E o que o meio permite é a captura de performances impactantes, o que é quase impossível de fazer bem com filmes de escalada saturados de neve ao vivo. Fotografar em temperaturas árticas requer coberturas de rosto junto com problemas de oxigênio, o que significa rostos obscurecidos. Mas isso não é um problema em The Summit of the Gods, onde podemos ver a dor desimpedida, estresse ou momentos de introspecção nos rostos de Habu e Fukamachi animados.

Em particular, as sequências de subida do Everest no último ato são espetaculares. Os animadores são capazes de capturar a intensidade da subida com um movimento assustadoramente fotorrealístico. Imbert coloca a câmera em lugares que sempre intensificam, ou esclarecem, a escala do que esses escaladores estão tentando. Auxiliado pela partitura do compositor Amine Bouhafa, as apostas e majestade das subidas são palpáveis. Tudo junto é um relógio emocionante e, muitas vezes, inspirador.

E existencialmente, quanto mais alto os dois homens escalam, mais introspectivo o filme se torna, pois a ambição de Fukamachi, mas suas habilidades menores o fazem refletir e, por sua vez, pressiona o taciturno Habu para revelar suas próprias verdades sobre por que ele escala. Para quem está de fora e para quem está de dentro, a questão permanece perplexamente a mesma: por que a busca nunca parece satisfazer, ao invés disso, sempre tenta o alpinista a passar para o próximo desafio e pico? É uma visão reveladora daqueles com almas insaciáveis ​​e insatisfatórias. A escalada é o porquê, e morrer tentando fazer isso é enlouquecedor e fascinante.

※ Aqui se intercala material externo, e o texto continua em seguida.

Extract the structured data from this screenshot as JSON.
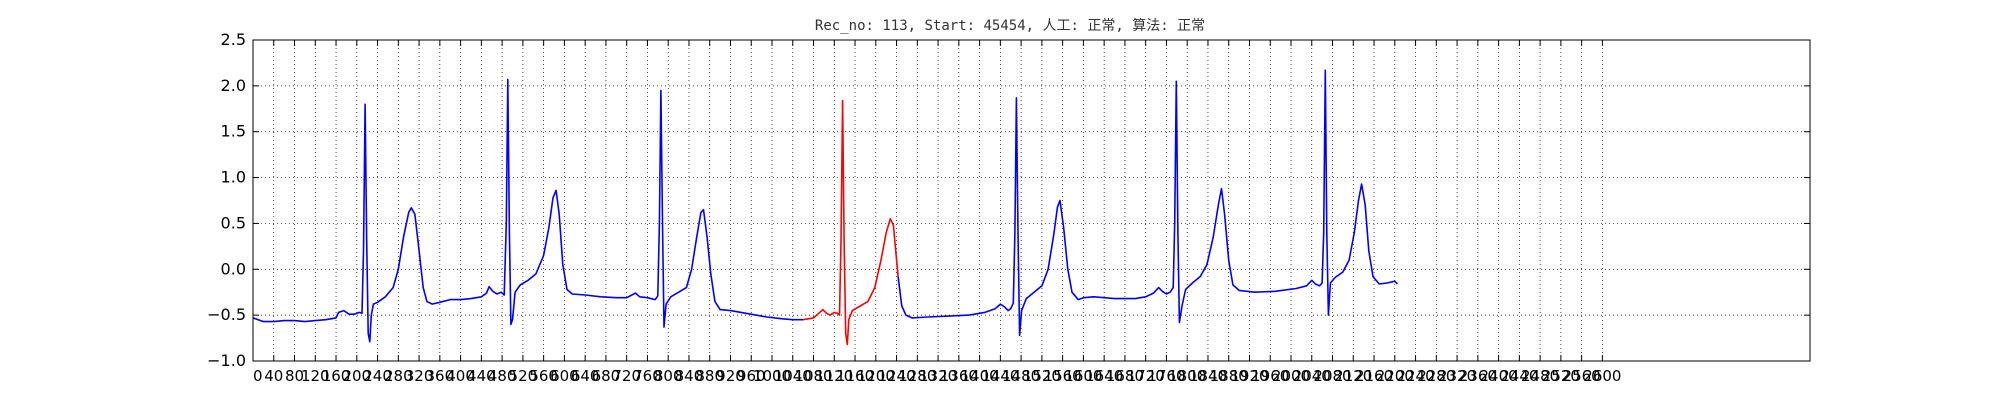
{
  "chart_data": {
    "type": "line",
    "title": "Rec_no: 113, Start: 45454, 人工: 正常, 算法: 正常",
    "xlabel": "",
    "ylabel": "",
    "xlim": [
      0,
      3000
    ],
    "ylim": [
      -1.0,
      2.5
    ],
    "grid": true,
    "grid_style": "dotted",
    "x_tick_values": [
      0,
      40,
      80,
      120,
      160,
      200,
      240,
      280,
      320,
      360,
      400,
      440,
      480,
      520,
      560,
      600,
      640,
      680,
      720,
      760,
      800,
      840,
      880,
      920,
      960,
      1000,
      1040,
      1080,
      1120,
      1160,
      1200,
      1240,
      1280,
      1320,
      1360,
      1400,
      1440,
      1480,
      1520,
      1560,
      1600,
      1640,
      1680,
      1720,
      1760,
      1800,
      1840,
      1880,
      1920,
      1960,
      2000,
      2040,
      2080,
      2120,
      2160,
      2200,
      2240,
      2280,
      2320,
      2360,
      2400,
      2440,
      2480,
      2520,
      2560,
      2600
    ],
    "y_ticks": [
      {
        "value": -1.0,
        "label": "−1.0"
      },
      {
        "value": -0.5,
        "label": "−0.5"
      },
      {
        "value": 0.0,
        "label": "0.0"
      },
      {
        "value": 0.5,
        "label": "0.5"
      },
      {
        "value": 1.0,
        "label": "1.0"
      },
      {
        "value": 1.5,
        "label": "1.5"
      },
      {
        "value": 2.0,
        "label": "2.0"
      },
      {
        "value": 2.5,
        "label": "2.5"
      }
    ],
    "series": [
      {
        "color": "#0000ff",
        "points": [
          [
            0,
            -0.53
          ],
          [
            20,
            -0.57
          ],
          [
            40,
            -0.57
          ],
          [
            60,
            -0.56
          ],
          [
            80,
            -0.56
          ],
          [
            100,
            -0.57
          ],
          [
            120,
            -0.56
          ],
          [
            140,
            -0.55
          ],
          [
            160,
            -0.53
          ],
          [
            165,
            -0.47
          ],
          [
            175,
            -0.45
          ],
          [
            185,
            -0.49
          ],
          [
            195,
            -0.49
          ],
          [
            205,
            -0.47
          ],
          [
            210,
            -0.48
          ],
          [
            213,
            0.2
          ],
          [
            216,
            1.8
          ],
          [
            219,
            0.3
          ],
          [
            222,
            -0.7
          ],
          [
            225,
            -0.79
          ],
          [
            228,
            -0.5
          ],
          [
            232,
            -0.38
          ],
          [
            240,
            -0.36
          ],
          [
            255,
            -0.3
          ],
          [
            270,
            -0.2
          ],
          [
            280,
            0.0
          ],
          [
            290,
            0.35
          ],
          [
            300,
            0.62
          ],
          [
            305,
            0.67
          ],
          [
            312,
            0.6
          ],
          [
            320,
            0.2
          ],
          [
            328,
            -0.2
          ],
          [
            335,
            -0.35
          ],
          [
            345,
            -0.38
          ],
          [
            360,
            -0.36
          ],
          [
            380,
            -0.33
          ],
          [
            400,
            -0.33
          ],
          [
            420,
            -0.32
          ],
          [
            440,
            -0.3
          ],
          [
            450,
            -0.26
          ],
          [
            455,
            -0.19
          ],
          [
            462,
            -0.24
          ],
          [
            470,
            -0.27
          ],
          [
            478,
            -0.25
          ],
          [
            484,
            -0.28
          ],
          [
            488,
            0.5
          ],
          [
            491,
            2.07
          ],
          [
            494,
            0.4
          ],
          [
            497,
            -0.6
          ],
          [
            500,
            -0.55
          ],
          [
            505,
            -0.25
          ],
          [
            515,
            -0.17
          ],
          [
            530,
            -0.12
          ],
          [
            545,
            -0.05
          ],
          [
            560,
            0.15
          ],
          [
            570,
            0.45
          ],
          [
            578,
            0.78
          ],
          [
            584,
            0.86
          ],
          [
            590,
            0.6
          ],
          [
            597,
            0.05
          ],
          [
            605,
            -0.22
          ],
          [
            615,
            -0.27
          ],
          [
            640,
            -0.28
          ],
          [
            670,
            -0.3
          ],
          [
            700,
            -0.31
          ],
          [
            720,
            -0.31
          ],
          [
            730,
            -0.28
          ],
          [
            737,
            -0.26
          ],
          [
            745,
            -0.3
          ],
          [
            760,
            -0.31
          ],
          [
            775,
            -0.33
          ],
          [
            780,
            -0.29
          ],
          [
            783,
            0.5
          ],
          [
            786,
            1.95
          ],
          [
            789,
            0.5
          ],
          [
            792,
            -0.63
          ],
          [
            796,
            -0.38
          ],
          [
            805,
            -0.3
          ],
          [
            820,
            -0.25
          ],
          [
            835,
            -0.2
          ],
          [
            845,
            0.0
          ],
          [
            855,
            0.35
          ],
          [
            863,
            0.62
          ],
          [
            868,
            0.65
          ],
          [
            875,
            0.35
          ],
          [
            882,
            -0.05
          ],
          [
            890,
            -0.35
          ],
          [
            900,
            -0.44
          ],
          [
            920,
            -0.45
          ],
          [
            950,
            -0.48
          ],
          [
            990,
            -0.52
          ],
          [
            1020,
            -0.54
          ],
          [
            1040,
            -0.55
          ],
          [
            1060,
            -0.55
          ]
        ]
      },
      {
        "color": "#ff0000",
        "points": [
          [
            1060,
            -0.55
          ],
          [
            1080,
            -0.53
          ],
          [
            1090,
            -0.48
          ],
          [
            1098,
            -0.44
          ],
          [
            1105,
            -0.48
          ],
          [
            1112,
            -0.5
          ],
          [
            1120,
            -0.47
          ],
          [
            1126,
            -0.48
          ],
          [
            1130,
            -0.5
          ],
          [
            1133,
            0.3
          ],
          [
            1136,
            1.84
          ],
          [
            1139,
            0.3
          ],
          [
            1142,
            -0.7
          ],
          [
            1145,
            -0.82
          ],
          [
            1148,
            -0.55
          ],
          [
            1155,
            -0.45
          ],
          [
            1170,
            -0.4
          ],
          [
            1185,
            -0.35
          ],
          [
            1198,
            -0.2
          ],
          [
            1210,
            0.1
          ],
          [
            1220,
            0.4
          ],
          [
            1228,
            0.55
          ],
          [
            1234,
            0.48
          ],
          [
            1240,
            0.1
          ],
          [
            1243,
            -0.08
          ]
        ]
      },
      {
        "color": "#0000ff",
        "points": [
          [
            1243,
            -0.08
          ],
          [
            1250,
            -0.4
          ],
          [
            1258,
            -0.5
          ],
          [
            1270,
            -0.53
          ],
          [
            1300,
            -0.52
          ],
          [
            1340,
            -0.51
          ],
          [
            1380,
            -0.5
          ],
          [
            1410,
            -0.47
          ],
          [
            1430,
            -0.43
          ],
          [
            1440,
            -0.38
          ],
          [
            1448,
            -0.41
          ],
          [
            1455,
            -0.45
          ],
          [
            1460,
            -0.43
          ],
          [
            1465,
            -0.37
          ],
          [
            1468,
            0.4
          ],
          [
            1471,
            1.87
          ],
          [
            1474,
            0.4
          ],
          [
            1477,
            -0.72
          ],
          [
            1481,
            -0.45
          ],
          [
            1490,
            -0.32
          ],
          [
            1505,
            -0.25
          ],
          [
            1520,
            -0.18
          ],
          [
            1532,
            0.0
          ],
          [
            1543,
            0.38
          ],
          [
            1550,
            0.68
          ],
          [
            1555,
            0.75
          ],
          [
            1562,
            0.45
          ],
          [
            1570,
            0.0
          ],
          [
            1578,
            -0.25
          ],
          [
            1590,
            -0.33
          ],
          [
            1600,
            -0.31
          ],
          [
            1620,
            -0.3
          ],
          [
            1660,
            -0.32
          ],
          [
            1700,
            -0.32
          ],
          [
            1720,
            -0.3
          ],
          [
            1735,
            -0.26
          ],
          [
            1745,
            -0.2
          ],
          [
            1752,
            -0.24
          ],
          [
            1760,
            -0.27
          ],
          [
            1767,
            -0.25
          ],
          [
            1773,
            -0.2
          ],
          [
            1776,
            0.5
          ],
          [
            1779,
            2.05
          ],
          [
            1782,
            0.4
          ],
          [
            1785,
            -0.58
          ],
          [
            1790,
            -0.4
          ],
          [
            1797,
            -0.22
          ],
          [
            1810,
            -0.15
          ],
          [
            1825,
            -0.08
          ],
          [
            1838,
            0.05
          ],
          [
            1850,
            0.35
          ],
          [
            1860,
            0.7
          ],
          [
            1866,
            0.88
          ],
          [
            1872,
            0.6
          ],
          [
            1880,
            0.1
          ],
          [
            1888,
            -0.17
          ],
          [
            1900,
            -0.23
          ],
          [
            1930,
            -0.25
          ],
          [
            1970,
            -0.24
          ],
          [
            2010,
            -0.21
          ],
          [
            2030,
            -0.18
          ],
          [
            2040,
            -0.12
          ],
          [
            2047,
            -0.16
          ],
          [
            2055,
            -0.18
          ],
          [
            2060,
            -0.15
          ],
          [
            2063,
            0.4
          ],
          [
            2066,
            2.17
          ],
          [
            2069,
            0.4
          ],
          [
            2072,
            -0.5
          ],
          [
            2076,
            -0.15
          ],
          [
            2085,
            -0.09
          ],
          [
            2100,
            -0.03
          ],
          [
            2112,
            0.1
          ],
          [
            2122,
            0.4
          ],
          [
            2130,
            0.75
          ],
          [
            2136,
            0.93
          ],
          [
            2143,
            0.7
          ],
          [
            2150,
            0.2
          ],
          [
            2158,
            -0.08
          ],
          [
            2170,
            -0.16
          ],
          [
            2185,
            -0.15
          ],
          [
            2200,
            -0.13
          ],
          [
            2205,
            -0.16
          ]
        ]
      }
    ]
  }
}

The Summit of the Gods é um conto de destaque tanto na história quanto na técnica de animação. Imbert e os animadores usam o meio para mostrar escala angustiante, pathos pessoal e a beleza serena do montanhismo extremo. Devemos seguir os passos da elite e decidir por nós mesmos se a busca é realmente uma loucura ou se aproxima o homem de Deus.